David S. Ettinger, Wallace Akerley, Hossein Borghaei, Andrew C. Chang, Richard T. Cheney, Lucian R. Chirieac, Thomas A. D’Amico, Todd L. Demmy, Apar Kishor P. Ganti, Ramaswamy Govindan, Frederic W. Grannis Jr, Leora Horn, Thierry M. Jahan, Mohammad Jahanzeb, Anne Kessinger, Ritsuko Komaki, Feng-Ming (Spring) Kong, Mark G. Kris, Lee M. Krug, Inga T. Lennes, Billy W. Loo Jr, Renato Martins, Janis O’Malley, Raymond U. Osarogiagbon, Gregory A. Otterson, Jyoti D. Patel, Mary C. Pinder-Schenck, Katherine M. Pisters, Karen Reckamp, Gregory J. Riely, Eric Rohren, Scott J. Swanson, Douglas E. Wood, Stephen C. Yang, Miranda Hughes, and Kristina M. Gregory

Most patients with non–small cell lung cancer (NSCLC) are diagnosed with advanced cancer.
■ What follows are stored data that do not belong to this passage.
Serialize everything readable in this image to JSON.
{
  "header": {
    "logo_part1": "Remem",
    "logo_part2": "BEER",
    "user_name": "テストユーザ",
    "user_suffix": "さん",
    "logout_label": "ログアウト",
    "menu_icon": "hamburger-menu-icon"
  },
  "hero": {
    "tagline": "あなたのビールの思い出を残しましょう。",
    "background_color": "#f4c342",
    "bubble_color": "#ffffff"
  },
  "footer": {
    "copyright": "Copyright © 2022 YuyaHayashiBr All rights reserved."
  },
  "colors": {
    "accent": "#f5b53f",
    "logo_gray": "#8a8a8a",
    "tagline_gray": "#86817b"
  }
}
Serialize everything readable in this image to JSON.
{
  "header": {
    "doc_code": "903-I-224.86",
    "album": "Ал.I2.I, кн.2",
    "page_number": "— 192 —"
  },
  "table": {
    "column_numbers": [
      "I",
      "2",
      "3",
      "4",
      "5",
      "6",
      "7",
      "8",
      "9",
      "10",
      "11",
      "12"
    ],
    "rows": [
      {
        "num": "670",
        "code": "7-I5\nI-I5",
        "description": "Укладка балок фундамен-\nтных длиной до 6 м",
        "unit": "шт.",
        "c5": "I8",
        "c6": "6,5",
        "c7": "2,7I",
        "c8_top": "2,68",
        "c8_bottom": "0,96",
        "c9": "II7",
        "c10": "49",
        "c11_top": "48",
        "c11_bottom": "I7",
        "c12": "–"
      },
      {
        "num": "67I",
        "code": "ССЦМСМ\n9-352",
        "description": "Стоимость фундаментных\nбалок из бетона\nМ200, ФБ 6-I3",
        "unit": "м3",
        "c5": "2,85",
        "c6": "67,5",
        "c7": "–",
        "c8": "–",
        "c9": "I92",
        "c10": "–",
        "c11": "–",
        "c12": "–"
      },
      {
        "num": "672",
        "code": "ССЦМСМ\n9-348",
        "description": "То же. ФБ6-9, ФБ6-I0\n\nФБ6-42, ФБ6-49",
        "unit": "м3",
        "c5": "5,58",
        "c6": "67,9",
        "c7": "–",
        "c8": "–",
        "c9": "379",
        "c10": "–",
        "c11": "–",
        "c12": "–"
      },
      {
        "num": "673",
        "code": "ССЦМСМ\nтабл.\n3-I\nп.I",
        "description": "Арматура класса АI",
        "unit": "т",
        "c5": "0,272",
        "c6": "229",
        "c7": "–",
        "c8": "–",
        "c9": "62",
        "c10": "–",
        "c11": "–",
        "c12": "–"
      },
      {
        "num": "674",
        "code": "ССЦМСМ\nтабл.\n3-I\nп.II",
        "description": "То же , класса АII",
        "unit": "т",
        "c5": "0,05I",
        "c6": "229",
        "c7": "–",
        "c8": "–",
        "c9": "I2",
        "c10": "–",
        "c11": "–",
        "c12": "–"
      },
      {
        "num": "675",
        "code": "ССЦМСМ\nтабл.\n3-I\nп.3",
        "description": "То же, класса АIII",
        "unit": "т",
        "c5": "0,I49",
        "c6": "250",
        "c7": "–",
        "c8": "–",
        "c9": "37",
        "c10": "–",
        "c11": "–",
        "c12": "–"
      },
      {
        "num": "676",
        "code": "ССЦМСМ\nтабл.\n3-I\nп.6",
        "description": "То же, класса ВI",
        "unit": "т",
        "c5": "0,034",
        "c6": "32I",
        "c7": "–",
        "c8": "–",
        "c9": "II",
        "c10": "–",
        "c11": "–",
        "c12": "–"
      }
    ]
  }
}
These guidelines only include information about stage IV NSCLC. Patients with widespread metastatic disease (stage IV) are candidates for systemic therapy, clinical trials, and/or palliative treatment. The goal is to identify patients with metastatic disease before initiating aggressive treatment, thus sparing these patients from unnecessary futile treatment. If metastatic disease is discovered during surgery, then extensive surgery is often aborted. Decisions about treatment should be based on multidisciplinary discussion.